Carter Sophie, Li Zhuo, Lemieux Isabelle, Alméras Natalie, Tremblay Angelo, Bergeron Jean, Poirier Paul, Deshaies Yves, Després Jean-Pierre, Picard Frédéric
Centre de recherche de l'Institut universitaire de cardiologie et de pneumologie de Québec, Québec, QC, Canada; Faculty of Pharmacy, Université Laval, Québec, QC, Canada.
Centre de recherche de l'Institut universitaire de cardiologie et de pneumologie de Québec, Québec, QC, Canada.

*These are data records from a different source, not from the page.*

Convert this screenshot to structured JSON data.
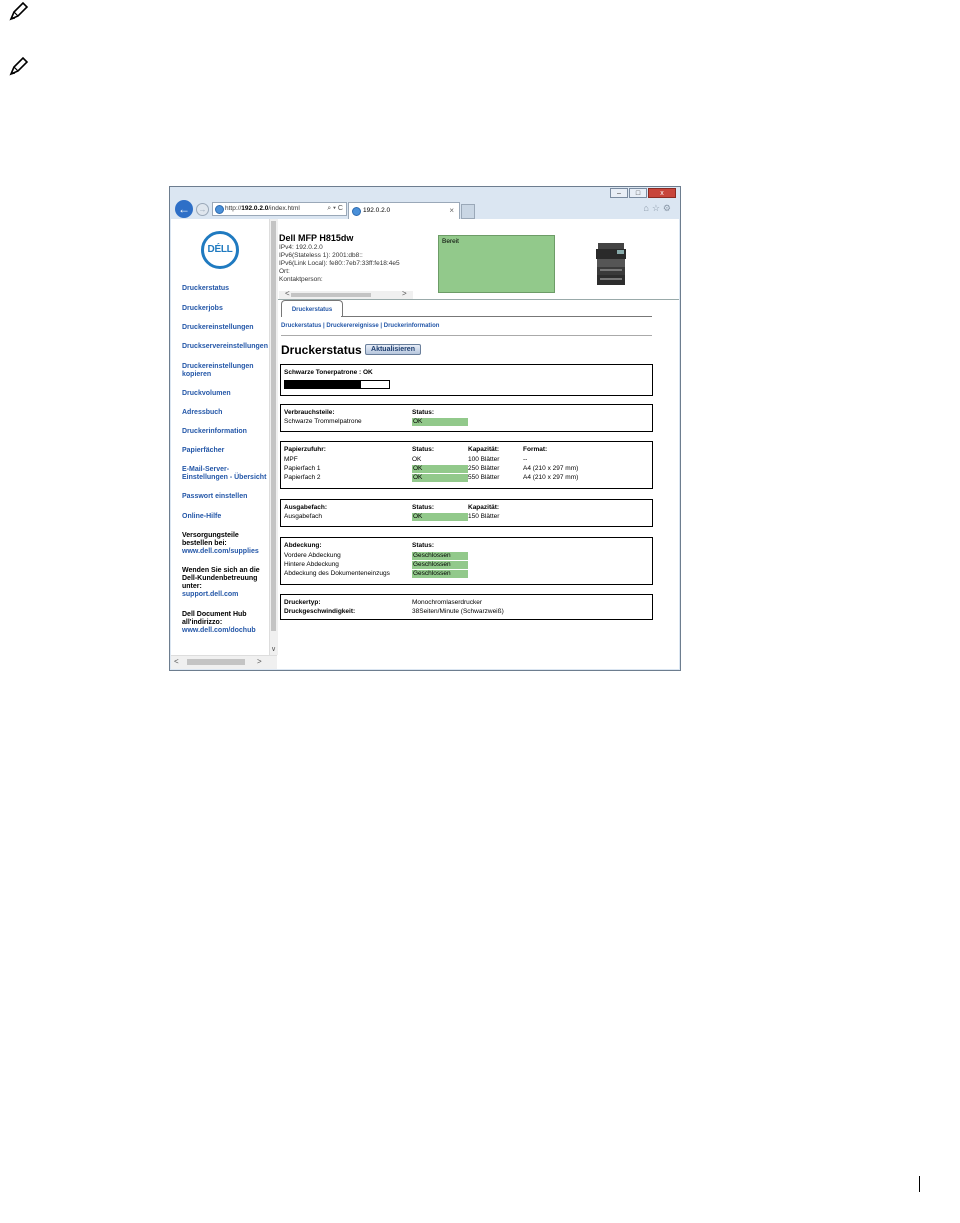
{
  "browser": {
    "url_prefix": "http://",
    "url_host": "192.0.2.0",
    "url_path": "/index.html",
    "addr_tools": "⌕ ▾ C",
    "tab_title": "192.0.2.0",
    "tab_close": "×",
    "back_icon": "←",
    "forward_icon": "→",
    "nav_icons": "⌂☆⚙",
    "win_min": "–",
    "win_max": "□",
    "win_close": "x"
  },
  "sidebar": {
    "logo": "DÉLL",
    "items": [
      {
        "label": "Druckerstatus"
      },
      {
        "label": "Druckerjobs"
      },
      {
        "label": "Druckereinstellungen"
      },
      {
        "label": "Druckservereinstellungen"
      },
      {
        "label": "Druckereinstellungen"
      },
      {
        "label": "kopieren"
      },
      {
        "label": "Druckvolumen"
      },
      {
        "label": "Adressbuch"
      },
      {
        "label": "Druckerinformation"
      },
      {
        "label": "Papierfächer"
      },
      {
        "label": "E-Mail-Server-"
      },
      {
        "label": "Einstellungen - Übersicht"
      },
      {
        "label": "Passwort einstellen"
      },
      {
        "label": "Online-Hilfe"
      }
    ],
    "supplies_text_1": "Versorgungsteile",
    "supplies_text_2": "bestellen bei:",
    "supplies_link": "www.dell.com/supplies",
    "support_text_1": "Wenden Sie sich an die",
    "support_text_2": "Dell-Kundenbetreuung",
    "support_text_3": "unter:",
    "support_link": "support.dell.com",
    "dochub_text_1": "Dell Document Hub",
    "dochub_text_2": "all'indirizzo:",
    "dochub_link": "www.dell.com/dochub",
    "scroll_down": "∨",
    "scroll_left": "<",
    "scroll_right": ">"
  },
  "device": {
    "name": "Dell MFP H815dw",
    "ipv4": "IPv4: 192.0.2.0",
    "ipv6_stateless": "IPv6(Stateless 1): 2001:db8::",
    "ipv6_link": "IPv6(Link Local): fe80::7eb7:33ff:fe18:4e5",
    "location": "Ort:",
    "contact": "Kontaktperson:",
    "status": "Bereit",
    "scroll_left": "<",
    "scroll_right": ">"
  },
  "tabs": {
    "active": "Druckerstatus",
    "sublinks": "Druckerstatus | Druckerereignisse | Druckerinformation"
  },
  "page": {
    "title": "Druckerstatus -",
    "refresh_button": "Aktualisieren"
  },
  "toner": {
    "label": "Schwarze Tonerpatrone : OK",
    "level": 0.73
  },
  "consumables": {
    "header": "Verbrauchsteile:",
    "status_header": "Status:",
    "rows": [
      {
        "name": "Schwarze Trommelpatrone",
        "status": "OK"
      }
    ]
  },
  "trays": {
    "header": "Papierzufuhr:",
    "status_header": "Status:",
    "capacity_header": "Kapazität:",
    "format_header": "Format:",
    "rows": [
      {
        "name": "MPF",
        "status": "OK",
        "capacity": "100 Blätter",
        "format": "--"
      },
      {
        "name": "Papierfach 1",
        "status": "OK",
        "capacity": "250 Blätter",
        "format": "A4 (210 x 297 mm)"
      },
      {
        "name": "Papierfach 2",
        "status": "OK",
        "capacity": "550 Blätter",
        "format": "A4 (210 x 297 mm)"
      }
    ]
  },
  "output": {
    "header": "Ausgabefach:",
    "status_header": "Status:",
    "capacity_header": "Kapazität:",
    "rows": [
      {
        "name": "Ausgabefach",
        "status": "OK",
        "capacity": "150 Blätter"
      }
    ]
  },
  "covers": {
    "header": "Abdeckung:",
    "status_header": "Status:",
    "rows": [
      {
        "name": "Vordere Abdeckung",
        "status": "Geschlossen"
      },
      {
        "name": "Hintere Abdeckung",
        "status": "Geschlossen"
      },
      {
        "name": "Abdeckung des Dokumenteneinzugs",
        "status": "Geschlossen"
      }
    ]
  },
  "printer_info": {
    "type_label": "Druckertyp:",
    "type_value": "Monochromlaserdrucker",
    "speed_label": "Druckgeschwindigkeit:",
    "speed_value": "38Seiten/Minute (Schwarzweiß)"
  },
  "colors": {
    "ok_green": "#92c98b",
    "link_blue": "#2457a8",
    "dell_blue": "#1f7ac0"
  }
}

Atherosclerosis. 2014 Dec;237(2):645-51. doi: 10.1016/j.atherosclerosis.2014.09.022. Epub 2014 Oct 2.
To assess whether plasma IGFBP-2 is independently associated with components of the lipoprotein-lipid profile and to suggest a cutoff value that could identify subjects with the features of the metabolic syndrome.
In this cross-sectional study, 379 Caucasian men from the general population and covering a wide range of BMI were recruited through the media. Subjects with type 2 diabetes, BMI values > 40 kg/m(2), or taking medication targeting glucose or lipid metabolism or blood pressure were excluded. Anthropometric data were collected and plasma IGFBP-2 concentrations, glucose tolerance and an extensive plasma lipid profile were determined after an overnight fast.
Subjects with low IGFBP-2 levels were characterized by increased fat mass (p < 0.0001), impaired insulin sensitivity (p < 0.0001) and higher plasma triglyceride (TG) levels (p < 0.0001). When divided into 6 quantiles, only subjects with the highest IGFBP-2 levels (>221.5 ng/mL) did not meet the NCEP ATP III criteria for the clinical diagnosis of the metabolic syndrome. In addition, circulating IGFBP-2 levels were significantly associated with VLDL-TG (r = -0.51, p < 0.0001) and HDL-C (r = -0.27, p < 0.0001) levels. After adjustments, plasma IGFBP-2 was found to be independently associated with VLDL-TG levels but not with HDL-C concentrations.
In our cohort, IGFBP-2 levels <221.5 ng/mL are incrementally associated with a detrimental plasma lipoprotein-lipid profile. After adjustment for covariates, IGFBP-2 remained independently associated with VLDL-TG but not HDL-C levels. This study supports further investigations in other populations and validation of IGFBP-2 as a biomarker of early dyslipidemia.
评估血浆胰岛素样生长因子结合蛋白-2(IGFBP-2)是否与脂蛋白-脂质谱的各组分独立相关,并提出一个能够识别具有代谢综合征特征受试者的临界值。
在这项横断面研究中,通过媒体招募了379名来自普通人群、BMI范围广泛的白人男性。排除患有2型糖尿病、BMI值>40kg/m²或正在服用针对糖代谢、脂代谢或血压的药物的受试者。收集人体测量数据,并在禁食过夜后测定血浆IGFBP-2浓度、葡萄糖耐量和广泛的血浆脂质谱。
IGFBP-2水平低的受试者具有脂肪量增加(p<0.0001)、胰岛素敏感性受损(p<0.0001)和血浆甘油三酯(TG)水平较高(p<0.0001)的特征。当分为6个分位数时,只有IGFBP-2水平最高(>221.5ng/mL)的受试者不符合美国国家胆固醇教育计划成人治疗组第三次报告(NCEP ATP III)代谢综合征临床诊断标准。此外,循环IGFBP-2水平与极低密度脂蛋白甘油三酯(VLDL-TG)(r=-0.51,p<0.0001)和高密度脂蛋白胆固醇(HDL-C)(r=-0.27,p<0.0001)水平显著相关。调整后发现,血浆IGFBP-2与VLDL-TG水平独立相关,但与HDL-C浓度无关。
在我们的队列中,IGFBP-2水平<221.5ng/mL与有害的血浆脂蛋白-脂质谱逐渐相关。调整协变量后,IGFBP-2仍与VLDL-TG独立相关,但与HDL-C水平无关。本研究支持在其他人群中进行进一步研究,并验证IGFBP-2作为早期血脂异常生物标志物的有效性。